On this “hallmark Green-Complete Streets project,” the designers ensured that they checked all the boxes required for a Complete Street, but they put in none of the effort needed to understand the real struggles of someone outside of an automobile. 

It should be no surprise that the project received multiple awards from the scions of the transportation industry. This is what success looks like to them. The only question that remains is whether this is what success looks like to Complete Streets advocates. 

Are the individuals, nonprofits, and government working groups with “complete streets” somewhere on their business cards going to sit by and silently allow the very professions they sought to reform use the Complete Streets brand to greenwash deadly stroads?

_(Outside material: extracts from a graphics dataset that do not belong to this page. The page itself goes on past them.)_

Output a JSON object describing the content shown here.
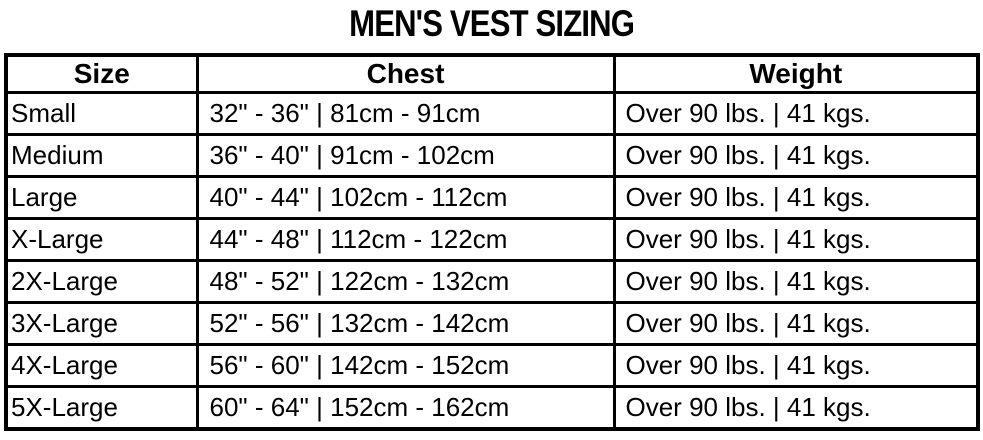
{
  "title": "MEN'S VEST SIZING",
  "colors": {
    "background": "#ffffff",
    "text": "#000000",
    "border": "#000000"
  },
  "table": {
    "columns": [
      "Size",
      "Chest",
      "Weight"
    ],
    "rows": [
      {
        "size": "Small",
        "chest": "32\" - 36\" | 81cm - 91cm",
        "weight": "Over 90 lbs. | 41 kgs."
      },
      {
        "size": "Medium",
        "chest": "36\" - 40\" | 91cm - 102cm",
        "weight": "Over 90 lbs. | 41 kgs."
      },
      {
        "size": "Large",
        "chest": "40\" - 44\" | 102cm - 112cm",
        "weight": "Over 90 lbs. | 41 kgs."
      },
      {
        "size": "X-Large",
        "chest": "44\" - 48\" | 112cm - 122cm",
        "weight": "Over 90 lbs. | 41 kgs."
      },
      {
        "size": "2X-Large",
        "chest": "48\" - 52\" | 122cm - 132cm",
        "weight": "Over 90 lbs. | 41 kgs."
      },
      {
        "size": "3X-Large",
        "chest": "52\" - 56\" | 132cm - 142cm",
        "weight": "Over 90 lbs. | 41 kgs."
      },
      {
        "size": "4X-Large",
        "chest": "56\" - 60\" | 142cm - 152cm",
        "weight": "Over 90 lbs. | 41 kgs."
      },
      {
        "size": "5X-Large",
        "chest": "60\" - 64\" | 152cm - 162cm",
        "weight": "Over 90 lbs. | 41 kgs."
      }
    ]
  }
}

What do you stand for, Complete Streets? I don’t recognize you, anymore.

At Strong Towns, we’re in the advocacy business. We know that, from time to time, people are going to take our ideas and our message and use them to make arguments antithetical to what we believe. We accept that. It’s the messy part of the bottom-up movement we’ve created. Millions of readers and thousands of members around the world are using Strong Towns concepts to build more prosperous places. Our message will mean something slightly different to each of them.

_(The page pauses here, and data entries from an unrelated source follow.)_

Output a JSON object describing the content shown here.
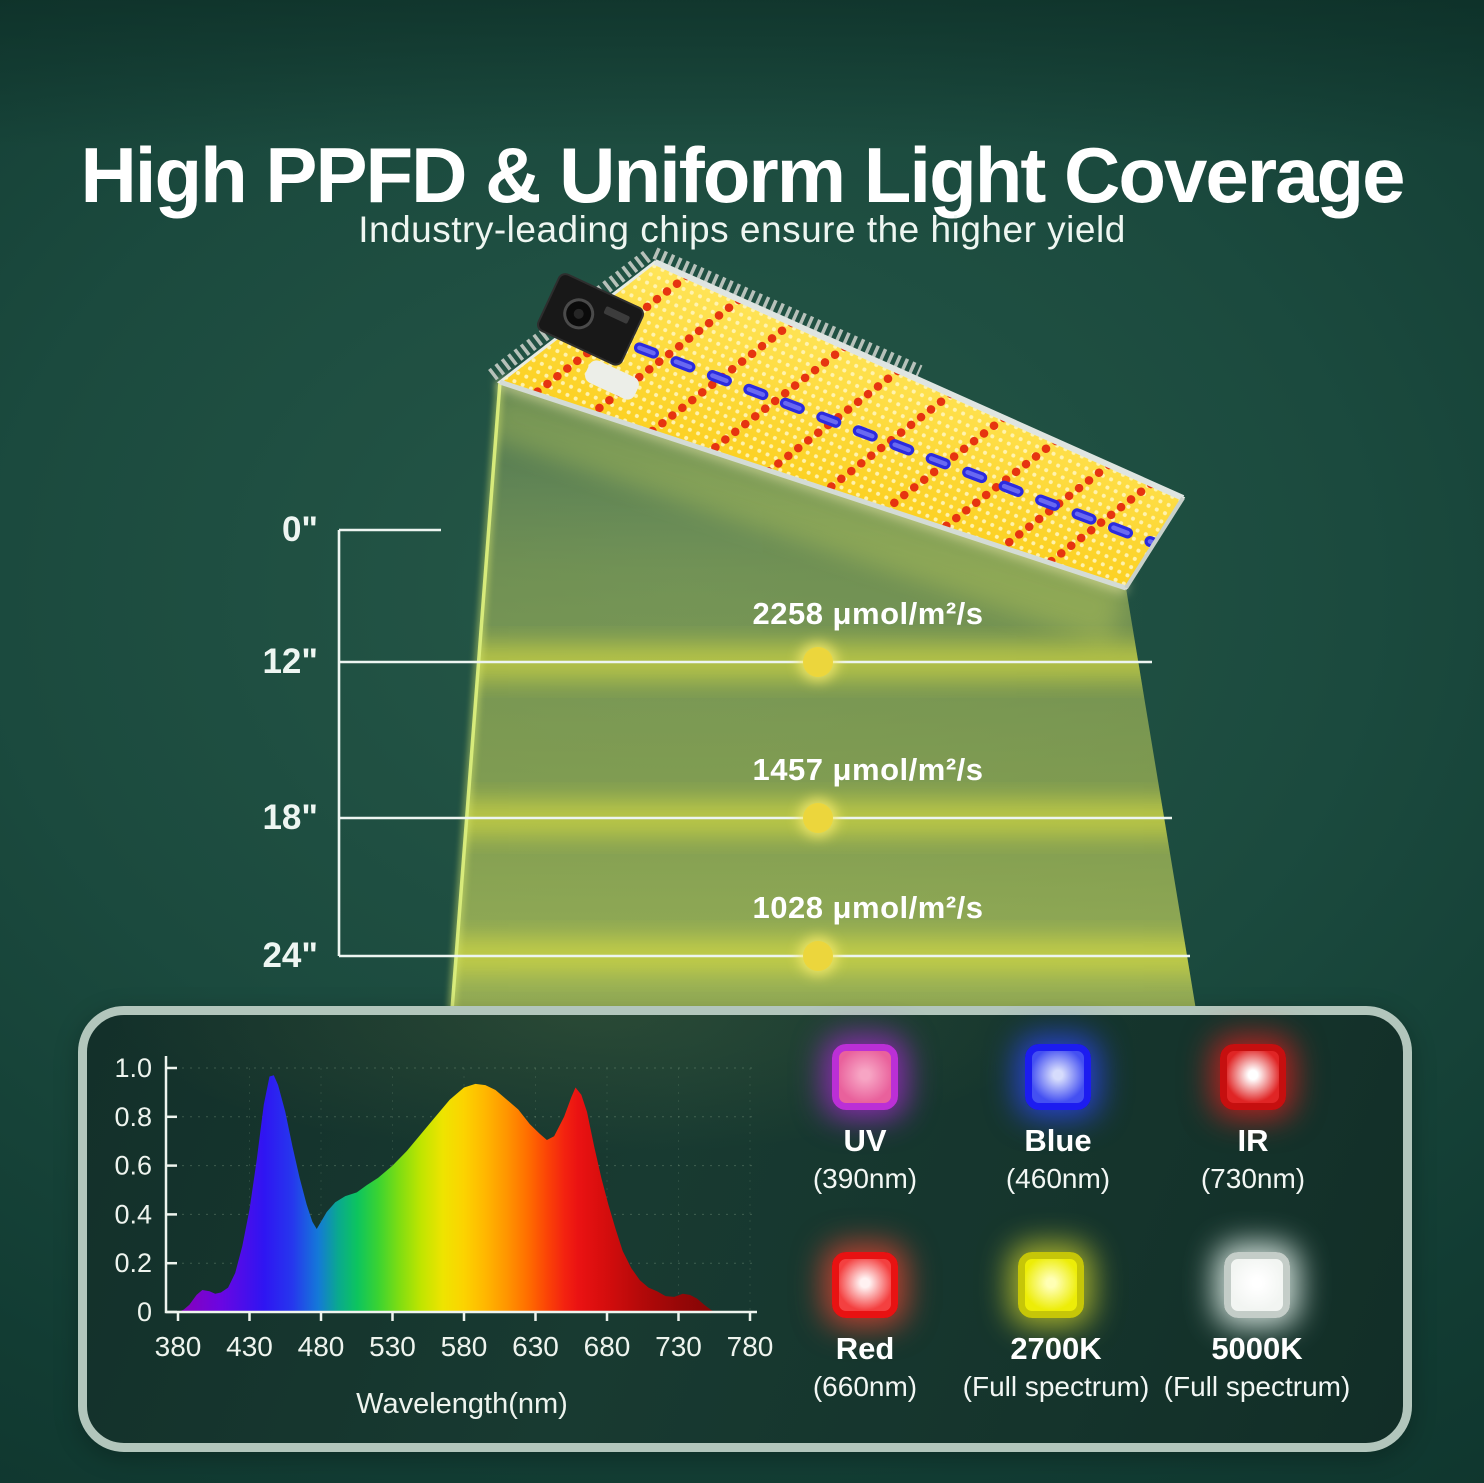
{
  "header": {
    "title": "High PPFD & Uniform Light Coverage",
    "subtitle": "Industry-leading chips ensure the higher yield"
  },
  "levels": [
    {
      "distance": "0\""
    },
    {
      "distance": "12\"",
      "ppfd": "2258 μmol/m²/s"
    },
    {
      "distance": "18\"",
      "ppfd": "1457 μmol/m²/s"
    },
    {
      "distance": "24\"",
      "ppfd": "1028 μmol/m²/s"
    }
  ],
  "colors": {
    "accent_yellow": "#ecd63c",
    "beam_yellow": "#e9e93c",
    "line_white": "#edf5f1",
    "panel_border": "#b2c6bc",
    "background_green": "#1b4a3e"
  },
  "chips": [
    {
      "name": "UV",
      "sub": "(390nm)",
      "colors": {
        "border": "#bb2fd6",
        "body": "#e9619c",
        "center": "#f7a5c4",
        "glow": "rgba(170,40,210,0.75)"
      }
    },
    {
      "name": "Blue",
      "sub": "(460nm)",
      "colors": {
        "border": "#1c1cf0",
        "body": "#4450f2",
        "center": "#d6dcfc",
        "glow": "rgba(45,70,250,0.75)"
      }
    },
    {
      "name": "IR",
      "sub": "(730nm)",
      "colors": {
        "border": "#c60f0f",
        "body": "#e02525",
        "center": "#ffffff",
        "glow": "rgba(235,30,30,0.7)"
      }
    },
    {
      "name": "Red",
      "sub": "(660nm)",
      "colors": {
        "border": "#e81212",
        "body": "#f44040",
        "center": "#fff2f2",
        "glow": "rgba(250,70,50,0.7)"
      }
    },
    {
      "name": "2700K",
      "sub": "(Full spectrum)",
      "colors": {
        "border": "#c6c608",
        "body": "#eded08",
        "center": "#ffffb4",
        "glow": "rgba(225,225,45,0.7)"
      }
    },
    {
      "name": "5000K",
      "sub": "(Full spectrum)",
      "colors": {
        "border": "#c4cdc8",
        "body": "#f2f5f2",
        "center": "#ffffff",
        "glow": "rgba(235,248,242,0.85)"
      }
    }
  ],
  "chart_data": {
    "type": "area",
    "title": "LED light spectrum",
    "xlabel": "Wavelength(nm)",
    "ylabel": "",
    "xlim": [
      380,
      780
    ],
    "ylim": [
      0,
      1
    ],
    "grid": true,
    "x_ticks": [
      380,
      430,
      480,
      530,
      580,
      630,
      680,
      730,
      780
    ],
    "y_tick_labels": [
      "0",
      "0.2",
      "0.4",
      "0.6",
      "0.8",
      "1.0"
    ],
    "y_ticks": [
      0,
      0.2,
      0.4,
      0.6,
      0.8,
      1.0
    ],
    "points": [
      [
        380,
        0
      ],
      [
        384,
        0.01
      ],
      [
        388,
        0.03
      ],
      [
        393,
        0.07
      ],
      [
        397,
        0.09
      ],
      [
        402,
        0.085
      ],
      [
        406,
        0.075
      ],
      [
        410,
        0.08
      ],
      [
        415,
        0.1
      ],
      [
        420,
        0.16
      ],
      [
        425,
        0.27
      ],
      [
        430,
        0.42
      ],
      [
        435,
        0.62
      ],
      [
        440,
        0.85
      ],
      [
        444,
        0.965
      ],
      [
        447,
        0.97
      ],
      [
        450,
        0.93
      ],
      [
        455,
        0.82
      ],
      [
        460,
        0.68
      ],
      [
        465,
        0.55
      ],
      [
        470,
        0.44
      ],
      [
        474,
        0.37
      ],
      [
        477,
        0.34
      ],
      [
        480,
        0.37
      ],
      [
        484,
        0.41
      ],
      [
        490,
        0.45
      ],
      [
        497,
        0.475
      ],
      [
        505,
        0.49
      ],
      [
        512,
        0.52
      ],
      [
        520,
        0.55
      ],
      [
        530,
        0.6
      ],
      [
        540,
        0.66
      ],
      [
        550,
        0.73
      ],
      [
        560,
        0.8
      ],
      [
        570,
        0.87
      ],
      [
        580,
        0.92
      ],
      [
        588,
        0.935
      ],
      [
        595,
        0.93
      ],
      [
        602,
        0.91
      ],
      [
        610,
        0.87
      ],
      [
        618,
        0.83
      ],
      [
        626,
        0.77
      ],
      [
        633,
        0.73
      ],
      [
        638,
        0.705
      ],
      [
        643,
        0.72
      ],
      [
        650,
        0.8
      ],
      [
        655,
        0.88
      ],
      [
        658,
        0.92
      ],
      [
        662,
        0.89
      ],
      [
        666,
        0.82
      ],
      [
        671,
        0.68
      ],
      [
        676,
        0.55
      ],
      [
        681,
        0.44
      ],
      [
        686,
        0.34
      ],
      [
        691,
        0.25
      ],
      [
        697,
        0.18
      ],
      [
        703,
        0.13
      ],
      [
        709,
        0.1
      ],
      [
        715,
        0.085
      ],
      [
        721,
        0.065
      ],
      [
        727,
        0.062
      ],
      [
        733,
        0.075
      ],
      [
        738,
        0.07
      ],
      [
        743,
        0.055
      ],
      [
        748,
        0.03
      ],
      [
        752,
        0.012
      ],
      [
        755,
        0
      ]
    ],
    "gradient_stops": [
      [
        380,
        "#8a00b8"
      ],
      [
        410,
        "#6a06e2"
      ],
      [
        440,
        "#2f15f2"
      ],
      [
        460,
        "#2637ee"
      ],
      [
        478,
        "#1479d8"
      ],
      [
        492,
        "#0aa98f"
      ],
      [
        505,
        "#0cc45f"
      ],
      [
        520,
        "#3ad332"
      ],
      [
        535,
        "#7fdd12"
      ],
      [
        550,
        "#c0e500"
      ],
      [
        565,
        "#eee400"
      ],
      [
        580,
        "#fcd300"
      ],
      [
        595,
        "#ffb700"
      ],
      [
        610,
        "#ff9500"
      ],
      [
        625,
        "#ff6d00"
      ],
      [
        638,
        "#fb4406"
      ],
      [
        650,
        "#f32310"
      ],
      [
        660,
        "#ea1212"
      ],
      [
        680,
        "#d40d0d"
      ],
      [
        705,
        "#b20909"
      ],
      [
        730,
        "#970707"
      ],
      [
        755,
        "#830606"
      ]
    ]
  }
}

That’s okay, because we’ve built a large enough movement centered around core principles. A few divergent actors on the fringe won’t overwhelm the whole. That’s the strength of bottom-up systems. Slow, steady, and powerful.

From the beginning, the coalition of Complete Streets advocates chose a top-down strategy. They defined their actions in terms of existing, centralized systems. That did result in more funding, and broader industry acceptance, at a more rapid pace than a bottom-up approach would have achieved. One can understand how well-intentioned people chose this route for their advocacy.

Yet, a top-down strategy meant working within entrenched systems. It meant finding common cause with the very people who most fervently resisted their ideals. There was certainly more funding with this approach, along with greater access to power, but the ultimate cost of that success was having the core ideals of Complete Streets cast aside and tokenized.

We need you to wake up, Complete Streets advocates, and recognize that your work is being widely used for evil ends. It’s time to rediscover your core ideals and stand on principle against the industry insiders who are co-opting your message for their own gain. It’s time to refocus on the bottom-up concerns that made your work urgent in the first place.

Hellen Jorgensen needed a Complete Street. Instead, she got a deadly stroad wrapped in half-measures and industry propaganda. It’s time for you to find your voice, Complete Streets advocates. This nation needs you.